Ketika putra kami berusia dua tahun lebih, kami mengikut¬sertakannya dalam doa malam sebelum tidur. Selain bersyukur untuk hari itu, diselipkan satu dua permintaan lain. Ketika si kecil sudah bisa memimpin doa untuk semua, tiap malam ia selalu mau memimpin doa. Dengan tersenyum saya berkata kepadanya, “Kapan giliran Papa?” Mungkin ia berdoa baru sebatas suatu kesenangan atau ingin pamer. Yang penting, ia sudah belajar berdoa. Saat doa bersama, anak ikut mendoakan nenek yang masih di luar negeri, sahabat kami yang akan menjalani operasi tumor otak, dan lain-lain. Kami juga belajar bersyukur untuk jawaban doa yang positif.

Salah satu bentuk kebersamaan yang indah adalah membacakan cerita untuk anak sebelum ia tidur. Hingga kini, saya masih melakukannya. Kadang-kadang ia sedikit kecewa karena sang ayah mangkir melakukannya karena satu dan dua hal. Yang indah, kebersamaan dalam keluarga membentuk keterbukaan.

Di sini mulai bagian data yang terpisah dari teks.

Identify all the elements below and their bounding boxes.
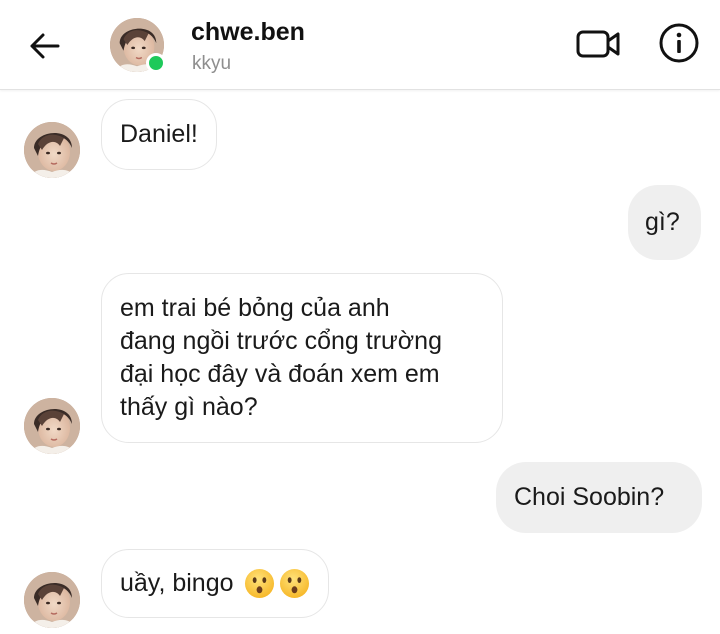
avatar[interactable]	[24, 572, 80, 628]
avatar[interactable]	[24, 122, 80, 178]
message-bubble-outgoing[interactable]: gì?	[628, 185, 701, 260]
message-text: Daniel!	[120, 120, 198, 148]
message-text: gì?	[645, 208, 680, 236]
user-subtitle: kkyu	[192, 53, 232, 74]
chat-header: chwe.ben kkyu	[0, 0, 720, 90]
hushed-face-icon	[279, 568, 309, 599]
video-camera-icon	[576, 30, 620, 58]
profile-avatar[interactable]	[110, 18, 166, 73]
video-call-button[interactable]	[574, 24, 622, 64]
message-line: đang ngồi trước cổng trường	[120, 327, 442, 355]
avatar[interactable]	[24, 398, 80, 454]
back-button[interactable]	[24, 26, 64, 66]
message-text: Choi Soobin?	[514, 483, 665, 511]
message-line: em trai bé bỏng của anh	[120, 294, 390, 322]
info-button[interactable]	[658, 22, 700, 64]
online-status-dot	[146, 53, 166, 73]
message-bubble-outgoing[interactable]: Choi Soobin?	[496, 462, 702, 533]
message-bubble-incoming[interactable]: uầy, bingo	[101, 549, 329, 618]
info-icon	[659, 23, 699, 63]
username[interactable]: chwe.ben	[191, 18, 305, 47]
message-text: uầy, bingo	[120, 569, 234, 597]
message-bubble-incoming[interactable]: Daniel!	[101, 99, 217, 170]
message-line: thấy gì nào?	[120, 393, 258, 421]
arrow-left-icon	[30, 33, 60, 59]
message-line: đại học đây và đoán xem em	[120, 360, 440, 388]
hushed-face-icon	[244, 568, 274, 599]
message-bubble-incoming[interactable]: em trai bé bỏng của anh đang ngồi trước …	[101, 273, 503, 443]
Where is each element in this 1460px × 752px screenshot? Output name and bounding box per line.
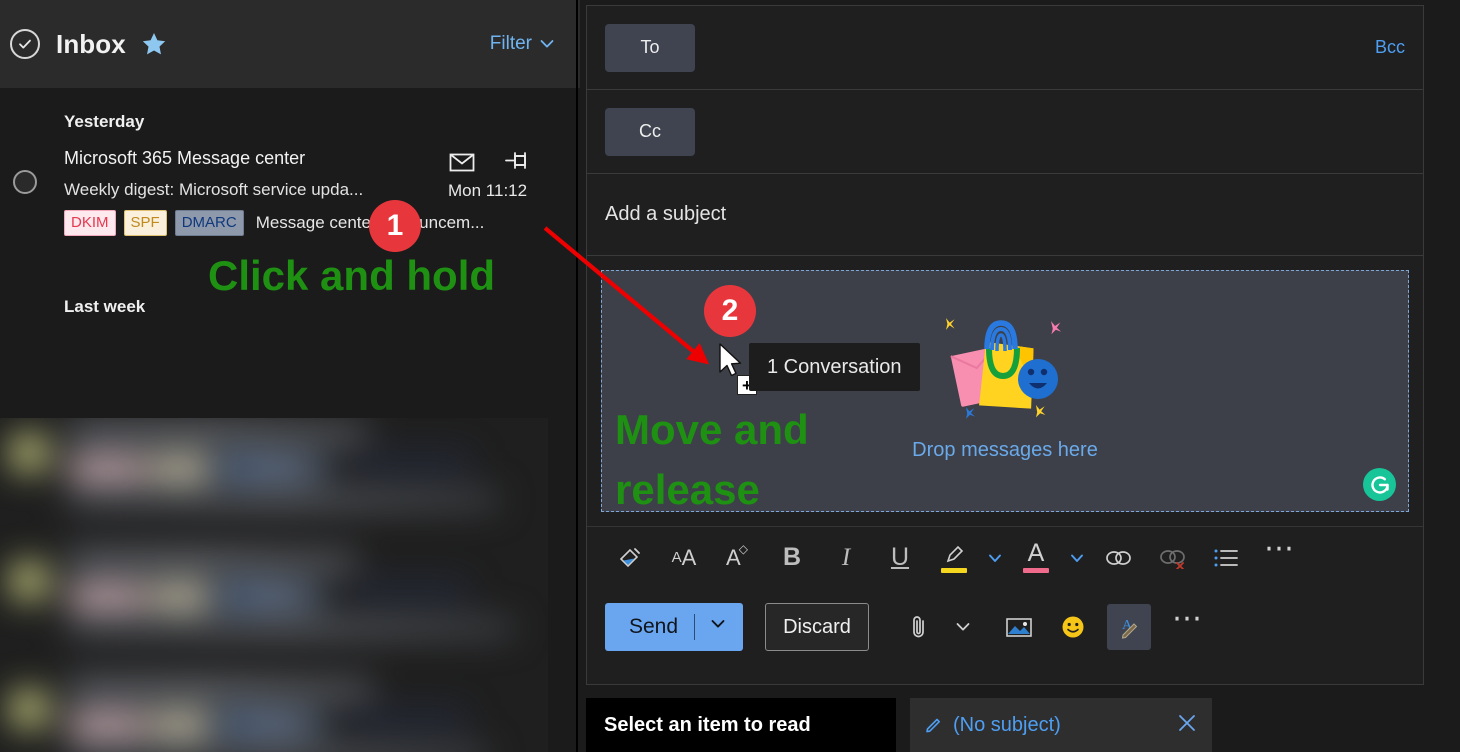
send-label: Send xyxy=(629,615,679,638)
unread-circle-icon[interactable] xyxy=(13,170,37,194)
bcc-button[interactable]: Bcc xyxy=(1375,37,1405,58)
cc-button[interactable]: Cc xyxy=(605,107,695,156)
send-chevron-icon[interactable] xyxy=(709,615,727,639)
remove-link-icon[interactable] xyxy=(1145,535,1199,581)
subject-field-row[interactable]: Add a subject xyxy=(587,174,1423,256)
message-list-body: Yesterday Microsoft 365 Message center W… xyxy=(0,88,580,752)
font-color-chevron-icon[interactable] xyxy=(1063,535,1091,581)
compose-form: To Bcc Cc Add a subject Drop messages he… xyxy=(586,5,1424,685)
message-preview: Weekly digest: Microsoft service upda... xyxy=(64,180,364,199)
message-snippet: Message center announcem... xyxy=(255,213,485,232)
subject-input[interactable]: Add a subject xyxy=(605,203,726,226)
underline-icon[interactable]: U xyxy=(873,535,927,581)
compose-action-bar: Send Discard A ⋯ xyxy=(587,588,1423,666)
text-effects-icon[interactable]: A ◇ xyxy=(711,535,765,581)
reading-pane-placeholder: Select an item to read xyxy=(586,698,896,752)
formatting-toolbar: AA A ◇ B I U A ⋯ xyxy=(587,526,1423,588)
cc-field-row[interactable]: Cc xyxy=(587,90,1423,174)
format-painter-icon[interactable] xyxy=(603,535,657,581)
drop-zone-label: Drop messages here xyxy=(912,439,1098,461)
compose-pane: To Bcc Cc Add a subject Drop messages he… xyxy=(580,0,1460,752)
message-drop-zone[interactable]: Drop messages here xyxy=(601,270,1409,512)
close-icon[interactable] xyxy=(1176,712,1198,739)
status-badge-dkim: DKIM xyxy=(64,210,116,236)
font-color-icon[interactable]: A xyxy=(1009,535,1063,581)
pane-divider xyxy=(576,0,578,752)
list-scrollbar[interactable] xyxy=(558,88,572,752)
list-item[interactable]: Microsoft 365 Message center Weekly dige… xyxy=(0,148,560,238)
blurred-message-rows[interactable] xyxy=(0,418,548,752)
outlook-compose-screen: Inbox Filter Yesterday Microsoft 365 Mes… xyxy=(0,0,1460,752)
message-list-pane: Inbox Filter Yesterday Microsoft 365 Mes… xyxy=(0,0,580,752)
message-timestamp: Mon 11:12 xyxy=(448,181,528,200)
highlight-icon[interactable] xyxy=(927,535,981,581)
signature-icon[interactable]: A xyxy=(1107,604,1151,650)
draft-tab-label: (No subject) xyxy=(953,713,1061,736)
more-options-icon[interactable]: ⋯ xyxy=(1165,602,1209,650)
message-sender: Microsoft 365 Message center xyxy=(64,148,306,168)
message-auth-badges: DKIM SPF DMARC Message center announcem.… xyxy=(64,210,484,236)
emoji-icon[interactable] xyxy=(1051,604,1095,650)
attach-group: A ⋯ xyxy=(897,602,1209,650)
envelope-paperclip-illustration xyxy=(946,318,1062,419)
bulleted-list-icon[interactable] xyxy=(1199,535,1253,581)
grammarly-logo-icon[interactable] xyxy=(1363,468,1396,501)
font-size-icon[interactable]: AA xyxy=(657,535,711,581)
star-icon[interactable] xyxy=(140,30,168,58)
paperclip-icon[interactable] xyxy=(897,604,941,650)
bottom-tab-bar: Select an item to read (No subject) xyxy=(586,698,1446,752)
to-field-row[interactable]: To Bcc xyxy=(587,6,1423,90)
list-header: Inbox Filter xyxy=(0,0,580,88)
highlight-chevron-icon[interactable] xyxy=(981,535,1009,581)
picture-icon[interactable] xyxy=(997,604,1041,650)
filter-label: Filter xyxy=(489,33,532,54)
insert-link-icon[interactable] xyxy=(1091,535,1145,581)
compose-scrollbar[interactable] xyxy=(1442,0,1460,752)
italic-icon[interactable]: I xyxy=(819,535,873,581)
chevron-down-icon xyxy=(538,35,556,53)
compose-body-area: Drop messages here xyxy=(587,256,1423,526)
status-badge-spf: SPF xyxy=(123,210,167,236)
envelope-icon[interactable] xyxy=(448,150,476,179)
group-header-yesterday: Yesterday xyxy=(64,112,145,131)
bold-icon[interactable]: B xyxy=(765,535,819,581)
page-title: Inbox xyxy=(56,28,126,59)
select-all-icon[interactable] xyxy=(10,29,40,59)
attach-chevron-icon[interactable] xyxy=(941,604,985,650)
status-badge-dmarc: DMARC xyxy=(174,210,244,236)
discard-button[interactable]: Discard xyxy=(765,603,869,651)
message-hover-actions xyxy=(448,150,530,179)
to-button[interactable]: To xyxy=(605,23,695,72)
filter-button[interactable]: Filter xyxy=(490,33,556,55)
pin-icon[interactable] xyxy=(502,150,530,179)
group-header-last-week: Last week xyxy=(64,297,146,316)
more-formatting-icon[interactable]: ⋯ xyxy=(1253,532,1307,581)
draft-tab[interactable]: (No subject) xyxy=(910,698,1212,752)
pencil-icon xyxy=(924,713,944,738)
send-button[interactable]: Send xyxy=(605,603,743,651)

Keluarga adalah tempat terbaik untuk membentuk integritas pribadi. Keluarga adalah sekolah kewajiban yang dibangun di atas kasih. Keluarga adalah tempat ketulusan diuji ketika ada yang harus mengaku salah dan meminta maaf. Keluarga adalah tempat berteduh kala badai kehidupan mengamuk. Keluarga saleh harus mulai dari diri sendiri. Komitmen dan konsistensi kita. Keseriusan menginvestasi waktu. Keluarga adalah gerbang pertama orang dinyatakan lulus ujian kesalehan.